Veterinarians and pet owners alike need to remember that veterinarians are consultants. A pet owner consults a vet when their pet has a specific problem or need. The pet owner pays the veterinarian's wages; the veterinarian works for them. A client is perfectly within their rights to deny treatments or request that things be done differently. Furthermore, a client is perfectly within their pet ownership rights to feed their dog or cat a diet different than which the veterinarian recommends, and a client is within their rights to disregard a vet's 'nutritional advice.' 

Myth #3: Dry kibble cleans a pet’s teeth.

 

This is another myth that many pet owners (including veterinarians) believe to be true, but is totally false.
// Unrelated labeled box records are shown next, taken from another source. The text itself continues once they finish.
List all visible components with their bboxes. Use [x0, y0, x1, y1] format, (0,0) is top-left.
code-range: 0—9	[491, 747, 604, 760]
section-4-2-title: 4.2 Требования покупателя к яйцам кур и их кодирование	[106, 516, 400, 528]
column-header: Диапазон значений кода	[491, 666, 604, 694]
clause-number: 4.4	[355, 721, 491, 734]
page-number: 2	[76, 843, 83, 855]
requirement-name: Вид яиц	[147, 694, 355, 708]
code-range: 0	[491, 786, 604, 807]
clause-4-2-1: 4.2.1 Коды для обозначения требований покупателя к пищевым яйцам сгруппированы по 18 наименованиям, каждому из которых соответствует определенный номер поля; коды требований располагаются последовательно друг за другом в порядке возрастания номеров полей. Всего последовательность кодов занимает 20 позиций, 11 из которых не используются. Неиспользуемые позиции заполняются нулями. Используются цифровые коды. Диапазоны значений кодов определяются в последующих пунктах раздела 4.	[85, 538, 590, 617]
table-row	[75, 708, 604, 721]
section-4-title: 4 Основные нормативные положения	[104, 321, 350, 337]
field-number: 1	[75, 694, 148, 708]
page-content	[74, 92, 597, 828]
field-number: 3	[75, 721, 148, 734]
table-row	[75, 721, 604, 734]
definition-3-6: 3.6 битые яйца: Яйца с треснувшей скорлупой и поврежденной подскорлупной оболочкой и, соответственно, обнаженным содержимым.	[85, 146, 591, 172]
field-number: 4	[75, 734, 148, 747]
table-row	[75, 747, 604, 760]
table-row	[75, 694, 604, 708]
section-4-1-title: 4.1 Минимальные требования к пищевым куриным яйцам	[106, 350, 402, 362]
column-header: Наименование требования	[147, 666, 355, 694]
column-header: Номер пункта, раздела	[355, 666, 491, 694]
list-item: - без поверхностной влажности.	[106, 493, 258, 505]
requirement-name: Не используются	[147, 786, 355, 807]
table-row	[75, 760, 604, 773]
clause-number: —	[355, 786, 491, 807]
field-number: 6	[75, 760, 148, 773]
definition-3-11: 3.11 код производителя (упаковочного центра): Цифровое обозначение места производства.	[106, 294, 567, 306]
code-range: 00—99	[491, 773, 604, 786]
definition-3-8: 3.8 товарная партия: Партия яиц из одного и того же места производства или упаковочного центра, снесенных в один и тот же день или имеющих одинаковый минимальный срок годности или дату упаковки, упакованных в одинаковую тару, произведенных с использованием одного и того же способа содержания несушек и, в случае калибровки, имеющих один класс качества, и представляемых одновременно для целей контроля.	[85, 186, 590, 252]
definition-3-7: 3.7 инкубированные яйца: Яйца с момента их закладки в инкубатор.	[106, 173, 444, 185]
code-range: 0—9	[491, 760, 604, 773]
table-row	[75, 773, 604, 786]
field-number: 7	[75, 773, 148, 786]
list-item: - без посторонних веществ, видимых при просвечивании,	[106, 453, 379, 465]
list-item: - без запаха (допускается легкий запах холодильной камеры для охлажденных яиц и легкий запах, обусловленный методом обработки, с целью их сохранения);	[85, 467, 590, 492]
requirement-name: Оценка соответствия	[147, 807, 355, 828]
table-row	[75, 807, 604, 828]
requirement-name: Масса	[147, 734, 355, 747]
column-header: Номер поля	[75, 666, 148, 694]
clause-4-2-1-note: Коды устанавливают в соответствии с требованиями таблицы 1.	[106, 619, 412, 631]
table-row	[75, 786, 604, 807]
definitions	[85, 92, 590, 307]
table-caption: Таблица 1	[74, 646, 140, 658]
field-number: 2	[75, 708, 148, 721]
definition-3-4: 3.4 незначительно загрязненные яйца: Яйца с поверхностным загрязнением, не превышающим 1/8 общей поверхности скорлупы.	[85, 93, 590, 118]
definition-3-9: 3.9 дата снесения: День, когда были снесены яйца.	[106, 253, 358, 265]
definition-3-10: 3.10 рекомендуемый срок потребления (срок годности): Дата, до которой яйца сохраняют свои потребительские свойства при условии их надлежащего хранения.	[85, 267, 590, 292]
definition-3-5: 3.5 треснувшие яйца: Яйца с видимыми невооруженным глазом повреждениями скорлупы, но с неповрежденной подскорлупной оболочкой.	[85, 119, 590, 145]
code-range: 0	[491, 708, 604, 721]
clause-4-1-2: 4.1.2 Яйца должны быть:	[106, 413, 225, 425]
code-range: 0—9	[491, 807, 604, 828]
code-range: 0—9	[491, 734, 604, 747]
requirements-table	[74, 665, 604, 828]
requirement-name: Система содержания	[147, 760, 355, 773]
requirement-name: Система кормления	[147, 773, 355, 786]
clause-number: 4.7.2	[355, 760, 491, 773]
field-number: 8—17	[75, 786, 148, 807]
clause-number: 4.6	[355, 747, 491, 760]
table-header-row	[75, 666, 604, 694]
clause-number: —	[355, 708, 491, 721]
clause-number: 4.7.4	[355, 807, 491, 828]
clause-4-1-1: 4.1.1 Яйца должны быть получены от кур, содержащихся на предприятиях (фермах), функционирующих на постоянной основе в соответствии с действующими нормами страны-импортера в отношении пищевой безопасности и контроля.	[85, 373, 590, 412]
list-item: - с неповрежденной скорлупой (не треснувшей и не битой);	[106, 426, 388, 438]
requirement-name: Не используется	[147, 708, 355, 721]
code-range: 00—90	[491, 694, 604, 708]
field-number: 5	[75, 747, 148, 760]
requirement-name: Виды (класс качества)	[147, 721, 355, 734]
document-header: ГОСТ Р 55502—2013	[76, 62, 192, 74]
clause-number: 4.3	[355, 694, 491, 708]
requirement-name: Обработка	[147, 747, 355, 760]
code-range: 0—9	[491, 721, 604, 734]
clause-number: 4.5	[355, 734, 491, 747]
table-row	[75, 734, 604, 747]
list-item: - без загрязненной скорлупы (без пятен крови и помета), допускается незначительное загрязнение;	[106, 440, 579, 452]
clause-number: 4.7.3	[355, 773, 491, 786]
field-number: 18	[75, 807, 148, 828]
As leading holistic cat veterinarian Dr. Jean Hofve points out, “Most cats don’t consistently chew dry food; they swallow it whole. Obviously, without contacting the teeth, there is zero effect on tartar accumulation. For cats who do chew dry food, whether consistently or occasionally, there is still little or no benefit. The kibbles shatter, so contact between the kibble and the teeth occurs only at the tips of the teeth.”

 

The same goes for dogs. In fact, since most commercial pet foods, including vet-prescribed foods, are loaded with high refined carbohydrate content, dry dog foods can actually increase plaque and tartar levels — and thus cause more dental problems than they supposedly prevent. When all is said and done, the only way to ensure the health of a pet’s teeth and gums is through the use of dental products designed specifically for pets. Ultimately, regular teeth brushing for both dogs and cats is the only viable way to ensure optimal pet dental health although there are many all-natural alternatives to choose from as well.